Posts Tagged ‘Anheuser-Busch’

This Bud Is For Its Shareholders

Wednesday, November 12th, 2008

Nah, Nah, Nah, Nah…Hey, Hey…Goodbye!

It’s in the books. Shareholders of Anheuser-Busch (BUD, $66.33, down $0.51) approved the $52 billion sale of its beer business to Belgium-based InBev today. The two companies will create the world’s largest brewer.

The was the last step needed step to form the company that will be now be known as Anheuser-Busch InBev. Yeah, its sucks to loose an American icon but the shareholders got a great deal. Not to mention the beer list the company touts. Bud/ Bud Light, Stella Artois and Beck’s. Gee, I wonder if they will create a variety pack.

I’ve been mentioning this deal for months and we actually went long on some Anheuser-Busch option calls when the rumor was floating around. I also mentioned in late October when the stock was in the upper $50’s that you should consider a stock trade because the deal was expected to close by the end of the year. Although the merger is subject to regulatory approval in the U.S., Britain and China, the buyout offer is $70 a share.
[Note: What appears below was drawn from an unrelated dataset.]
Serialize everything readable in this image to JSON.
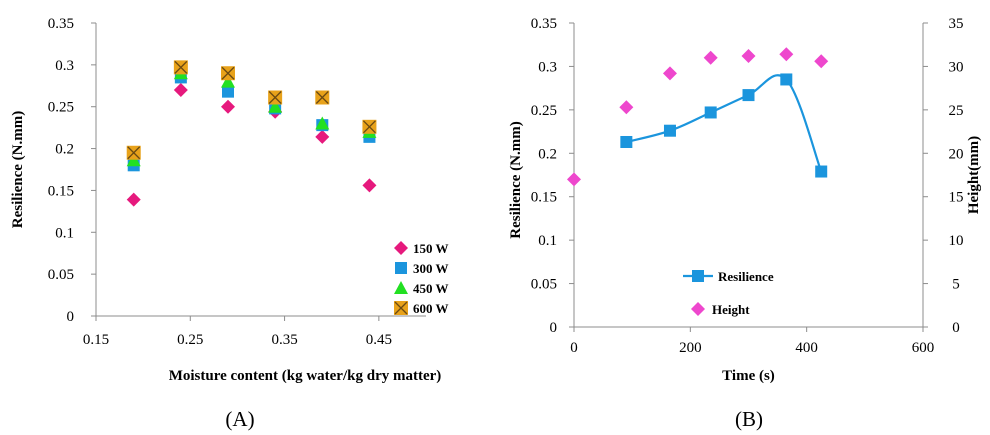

The gains from making that trade were about 20% but the key was that it was a safe trade in a volatile market. As option traders, yeah, we like to trade options but there are times where you have a situation like this one and you have to buy the stock instead of trading options. True, it would have tied up a lot more capital - buying 100 shares would have cost $5,700 - but the return was pretty much guaranteed with the buyout priced at $70. When the stock was at $57 you should have realized that there was still $13 to go which gives you a 23% return.

The stock may have been down today but eventually it will get to $69-$70 a share. Even at today’s closing price there is still 8% to go. It’s what is know as arbitrage on Wall Street, a risk-free profit. Although I always prefer options over stocks this is one time where the stock was a better bet.

Rick Rouse
Rick@OptionsMentoring.com

Anheuser-Busch Still a Bargain

Monday, September 22nd, 2008

Anheuser-Busch (BUD, $66.69, down $0.46) has been trading 5%-10% below its takeover price of $70 a share and I wanted to point out what this means. In late June and early July, this was a hot topic for the blog and many of you did well with some of the option trades I profiled.

Having said that, although there are no option trades that I would recommend right now, BUD is perhaps one of the best risk arbitrage plays out there in the market. InBev has agreed to purchase the shares of Anheuser-Busch for $70 per share and typically, until an acquisition is completed, the stock of the target typically trades below the purchase price.

An arbitrageur (love that word) is someone who buys the stock of the targeted company and makes a gain if the acquirer ultimately buys the stock.

Brazilian antitrust regulators have already approved without restrictions the sale of Anheuser-Busch to InBev so there’s a really good chance that the $70 a share will happen. The stock traded as low as $63.50 last Wednesday and Thursday and if we can get back to those levels, I think you should pull the trigger on a stock trade.